Healthcare is an increasingly collaborative enterprise involving many individuals and organizations that coordinate their efforts toward promoting quality and efficient delivery of healthcare through the use of pervasive healthcare information systems. The latter can provide seamless access to well-informed, high-quality healthcare services anywhere, anytime by removing temporal, spatial and other constraints imposed by the technological heterogeneity of existing healthcare information systems. In such environments, concerns over the privacy and security of health information arise. Hence, it is essential to provide an effective access control mechanism that meets the requirements imposed by the least privilege principle by adjusting user permissions continuously in order to adapt to the current situation. This chapter presents a pervasive grid-based healthcare information system architecture that facilitates authorized access to healthcare processes via wireless devices. Context-aware technologies are used to both automate healthcare processes and regulate access to services and data via a fine-grained access control mechanism.
TopIntroduction
Healthcare delivery is a highly complex process involving a broad range of healthcare services (e.g. in-patient, out-patient, emergency), typically performed by a number of geographically distributed and organizationally disparate healthcare providers requiring increased collaboration and coordination of their activities in order to provide shared and integrated care when and where needed (Koufi & Vassilacopoulos, 2008). As healthcare providers are mostly hosting diverse information systems, promoting quality and efficient delivery of healthcare, requires the use of interoperable healthcare information systems (HIS).With the advent of pervasive and ubiquitous computing technologies, the requirements for information technology to healthcare process alignment can be met with the least possible intervention from the participating parties. For example, an HIS architecture that places emphasis on supporting collaboration and coordination among various healthcare services can also fulfill the requirements to support mobility of healthcare professionals that may lead to a pervasive computing infrastructure. Thus, patient information which is scattered around disparate and geographically dispersed systems can be readily accessed in a pervasive manner by authorized users at the point of care.

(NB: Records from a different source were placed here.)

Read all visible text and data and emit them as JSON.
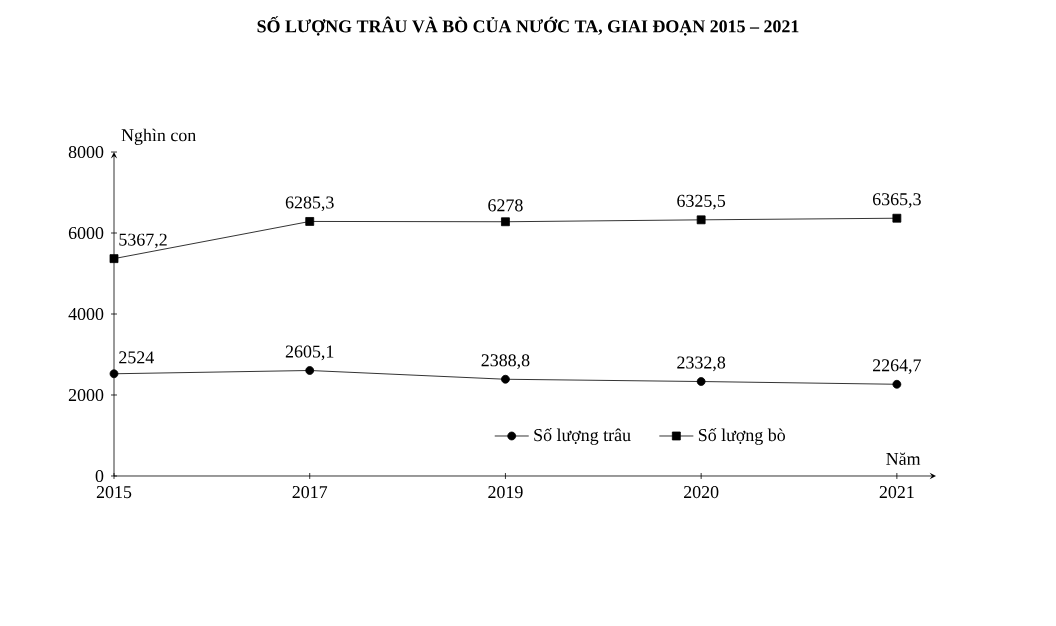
{
  "chart_data": {
    "type": "line",
    "title": "SỐ LƯỢNG TRÂU VÀ BÒ CỦA NƯỚC TA, GIAI ĐOẠN 2015 – 2021",
    "xlabel": "Năm",
    "ylabel": "Nghìn con",
    "categories": [
      "2015",
      "2017",
      "2019",
      "2020",
      "2021"
    ],
    "series": [
      {
        "name": "Số lượng trâu",
        "color": "#000000",
        "marker": "circle",
        "values": [
          2524,
          2605.1,
          2388.8,
          2332.8,
          2264.7
        ],
        "value_labels": [
          "2524",
          "2605,1",
          "2388,8",
          "2332,8",
          "2264,7"
        ]
      },
      {
        "name": "Số lượng bò",
        "color": "#000000",
        "marker": "square",
        "values": [
          5367.2,
          6285.3,
          6278,
          6325.5,
          6365.3
        ],
        "value_labels": [
          "5367,2",
          "6285,3",
          "6278",
          "6325,5",
          "6365,3"
        ]
      }
    ],
    "ylim": [
      0,
      8000
    ],
    "yticks": [
      0,
      2000,
      4000,
      6000,
      8000
    ],
    "legend": "bottom"
  }
}
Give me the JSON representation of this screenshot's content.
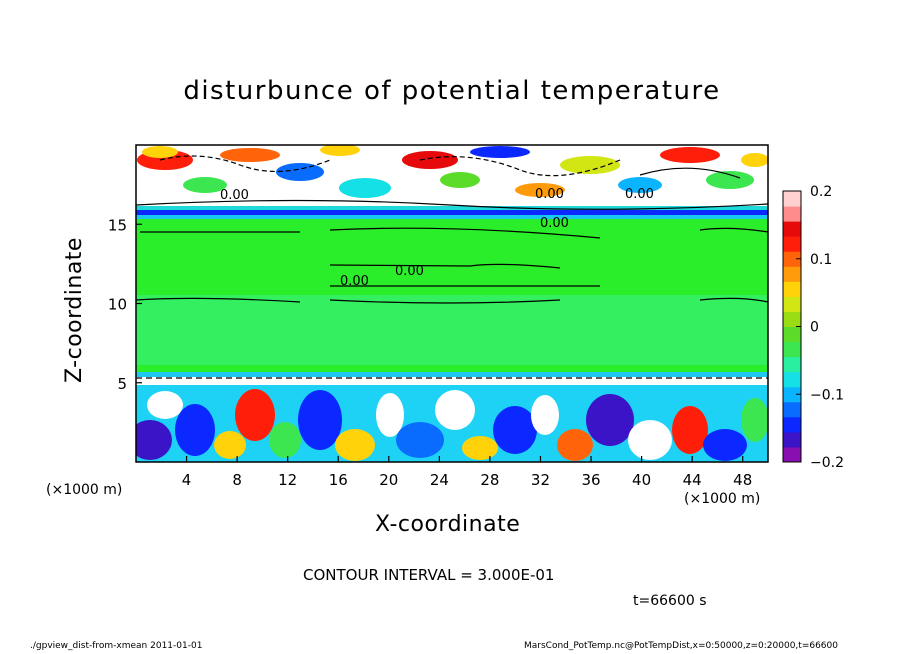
{
  "chart_data": {
    "type": "heatmap",
    "title": "disturbunce of potential temperature",
    "xlabel": "X-coordinate",
    "ylabel": "Z-coordinate",
    "x_unit_label": "(×1000 m)",
    "x_ticks": [
      4,
      8,
      12,
      16,
      20,
      24,
      28,
      32,
      36,
      40,
      44,
      48
    ],
    "y_ticks": [
      5,
      10,
      15
    ],
    "xlim": [
      0,
      50
    ],
    "ylim": [
      0,
      20
    ],
    "colorbar": {
      "ticks": [
        "0.2",
        "0.1",
        "0",
        "−0.1",
        "−0.2"
      ],
      "tick_values": [
        0.2,
        0.1,
        0,
        -0.1,
        -0.2
      ],
      "range": [
        -0.2,
        0.2
      ],
      "colors": [
        "#8a0fb0",
        "#3c14c8",
        "#0a28ff",
        "#0a6cff",
        "#0ab4ff",
        "#15e0e6",
        "#28f0a0",
        "#3ce650",
        "#5adc28",
        "#9adc14",
        "#d2e614",
        "#ffd20a",
        "#ff9a0a",
        "#ff640a",
        "#ff1e0a",
        "#e60a0a",
        "#ff8c8c",
        "#ffd0d0"
      ]
    },
    "contour_labels": [
      "0.00",
      "0.00",
      "0.00",
      "0.00",
      "0.00",
      "0.00"
    ],
    "contour_interval": "CONTOUR INTERVAL = 3.000E-01",
    "time": "t=66600 s"
  },
  "footer": {
    "left": "./gpview_dist-from-xmean   2011-01-01",
    "right": "MarsCond_PotTemp.nc@PotTempDist,x=0:50000,z=0:20000,t=66600"
  },
  "colors": {
    "field_green": "#2bee2b",
    "field_light_green": "#3ef56a",
    "band_cyan": "#17e6e8",
    "band_blue": "#0a28ff"
  }
}
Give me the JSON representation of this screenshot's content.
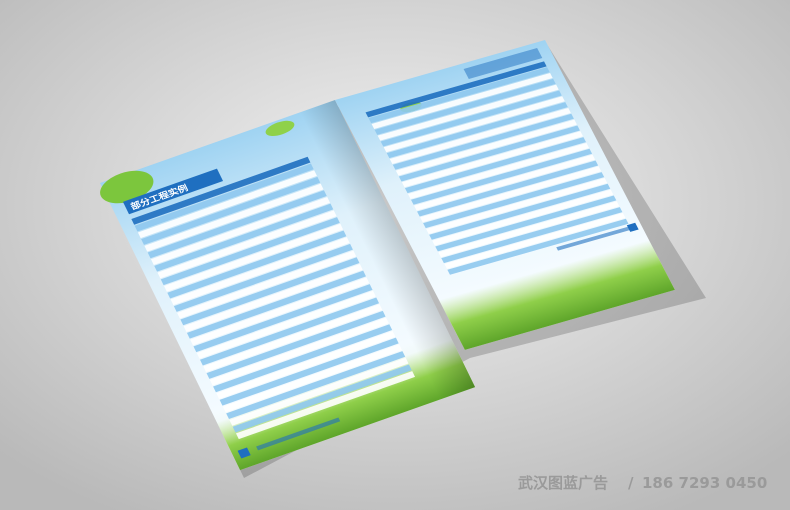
{
  "left_page": {
    "title": "部分工程实例"
  },
  "watermark": {
    "company": "武汉图蓝广告",
    "separator": "/",
    "phone": "186 7293 0450"
  }
}
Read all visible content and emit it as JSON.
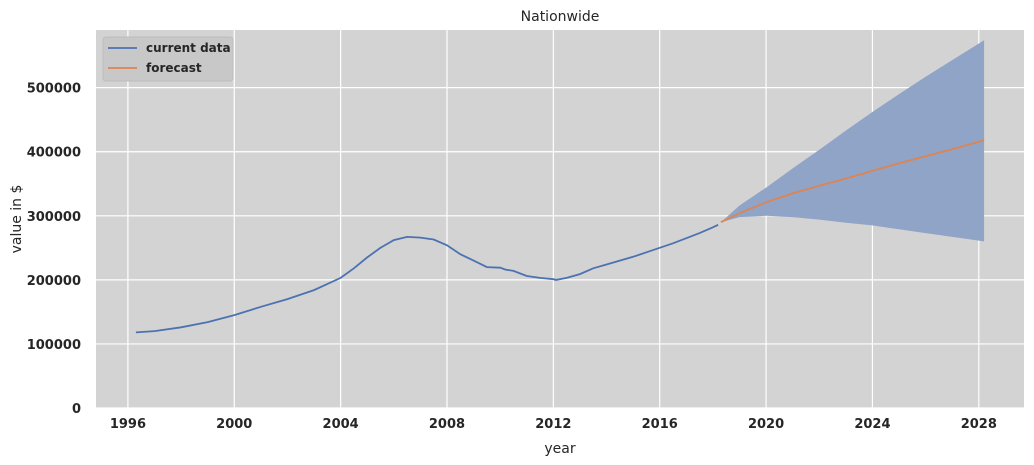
{
  "chart_data": {
    "type": "line",
    "title": "Nationwide",
    "xlabel": "year",
    "ylabel": "value in $",
    "xlim": [
      1994.8,
      2029.7
    ],
    "ylim": [
      0,
      590000
    ],
    "x_ticks": [
      "1996",
      "2000",
      "2004",
      "2008",
      "2012",
      "2016",
      "2020",
      "2024",
      "2028"
    ],
    "y_ticks": [
      "0",
      "100000",
      "200000",
      "300000",
      "400000",
      "500000"
    ],
    "grid": true,
    "legend_position": "top-left",
    "colors": {
      "plot_background": "#d3d3d3",
      "grid": "#ffffff",
      "current_data": "#4c72b0",
      "forecast": "#dd8452",
      "confidence_band": "#8fa4c6"
    },
    "series": [
      {
        "name": "current data",
        "x": [
          1996.3,
          1997.0,
          1998.0,
          1999.0,
          2000.0,
          2001.0,
          2002.0,
          2003.0,
          2004.0,
          2004.5,
          2005.0,
          2005.5,
          2006.0,
          2006.5,
          2007.0,
          2007.5,
          2008.0,
          2008.5,
          2009.0,
          2009.5,
          2010.0,
          2010.2,
          2010.5,
          2011.0,
          2011.5,
          2012.0,
          2012.1,
          2012.5,
          2013.0,
          2013.5,
          2014.0,
          2014.5,
          2015.0,
          2015.5,
          2016.0,
          2016.5,
          2017.0,
          2017.5,
          2018.0,
          2018.2
        ],
        "y": [
          118000,
          120000,
          126000,
          134000,
          145000,
          158000,
          170000,
          184000,
          203000,
          218000,
          235000,
          250000,
          262000,
          267000,
          266000,
          263000,
          254000,
          240000,
          230000,
          220000,
          219000,
          216000,
          214000,
          206000,
          203000,
          201000,
          200000,
          203000,
          209000,
          218000,
          224000,
          230000,
          236000,
          243000,
          250000,
          257000,
          265000,
          273000,
          282000,
          286000
        ]
      },
      {
        "name": "forecast",
        "x": [
          2018.3,
          2019.0,
          2020.0,
          2021.0,
          2022.0,
          2023.0,
          2024.0,
          2025.0,
          2026.0,
          2027.0,
          2028.2
        ],
        "y": [
          290000,
          304000,
          321000,
          335000,
          347000,
          358000,
          370000,
          382000,
          393000,
          404000,
          418000
        ]
      }
    ],
    "confidence_interval": {
      "x": [
        2018.3,
        2019.0,
        2020.0,
        2021.0,
        2022.0,
        2023.0,
        2024.0,
        2025.0,
        2026.0,
        2027.0,
        2028.2
      ],
      "upper": [
        290000,
        316000,
        344000,
        374000,
        403000,
        433000,
        462000,
        490000,
        517000,
        543000,
        574000
      ],
      "lower": [
        290000,
        298000,
        300000,
        298000,
        294000,
        289000,
        285000,
        279000,
        273000,
        267000,
        260000
      ]
    }
  }
}
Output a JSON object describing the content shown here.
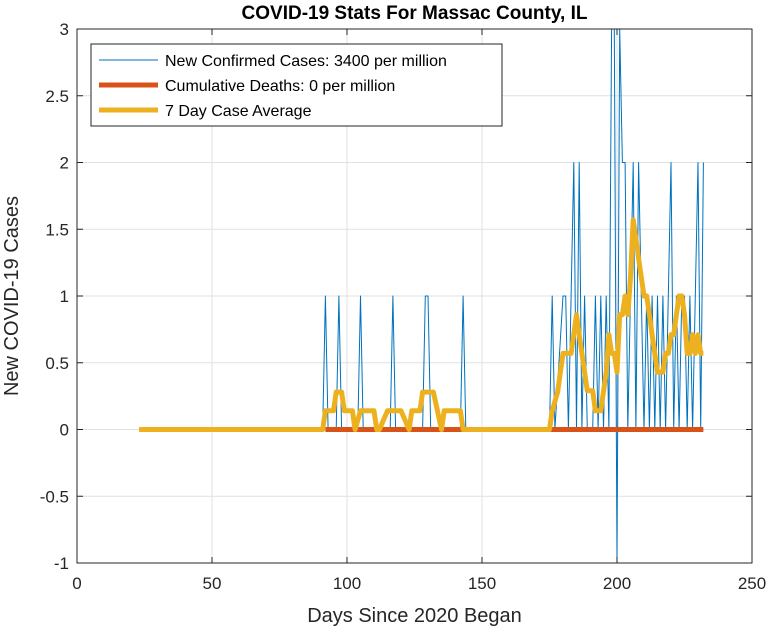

This chapter will present a grid-enabled HIS architecture that facilitates seamless and pervasive access to integrated healthcare services by utilizing both wireless and agent technologies. This architecture utilizes the Business Process Execution Language (BPEL) for modeling healthcare processes, Grid middleware technology for resolving data integration issues and Radio Frequency Identification (RFID) technology for user identification. Thus, healthcare processes performed within the boundaries of a health district are modeled as flows of Grid database services which provide an integrated or even derived view of data retrieved by multiple distributed data resources, such as relational and XML databases (Open Grid Services Architecture - Data Access and Integration, n.d.). In addition, agent technology is used for implementing a context-aware authorization mechanism to conveniently and effectively regulate user access to patient information while providing confidence that security policies are faithfully and consistently enforced. The system functionality is delivered to the healthcare professionals’ personal digital assistants (PDAs) via a customized Grid portal application that complies with the restrictions imposed by PDA technology (e.g. limited display size).
One important consideration in the development of such an HIS is to secure personal information against unauthorized access, collection, use, disclosure or disposal by ensuring a tight matching of permissions to actual usage and need. To this end, the least privilege principle should be enforced which, in turn, requires continuous adjustments of the sets of user permissions to ensure that, at any time, users assume the minimum sets of permissions required for the execution of each task of a healthcare process. The system architecture presented here implements a dynamic, context-aware access control mechanism that incorporates the advantages of broad, role-based permission assignment and administration across object types, as in role-based access control (RBAC) (National Institute of Standards and Technology (NIST), n.d.), and yet provides the flexibility for adjusting role permissions on individual objects during a BPEL process enactment according to the current context. During the execution of a process instance, changes in contextual information are sensed to adapt user permissions to the minimum required for completing a job. Relevant access control policies are enforced at both the BPEL task level and the Grid database service level.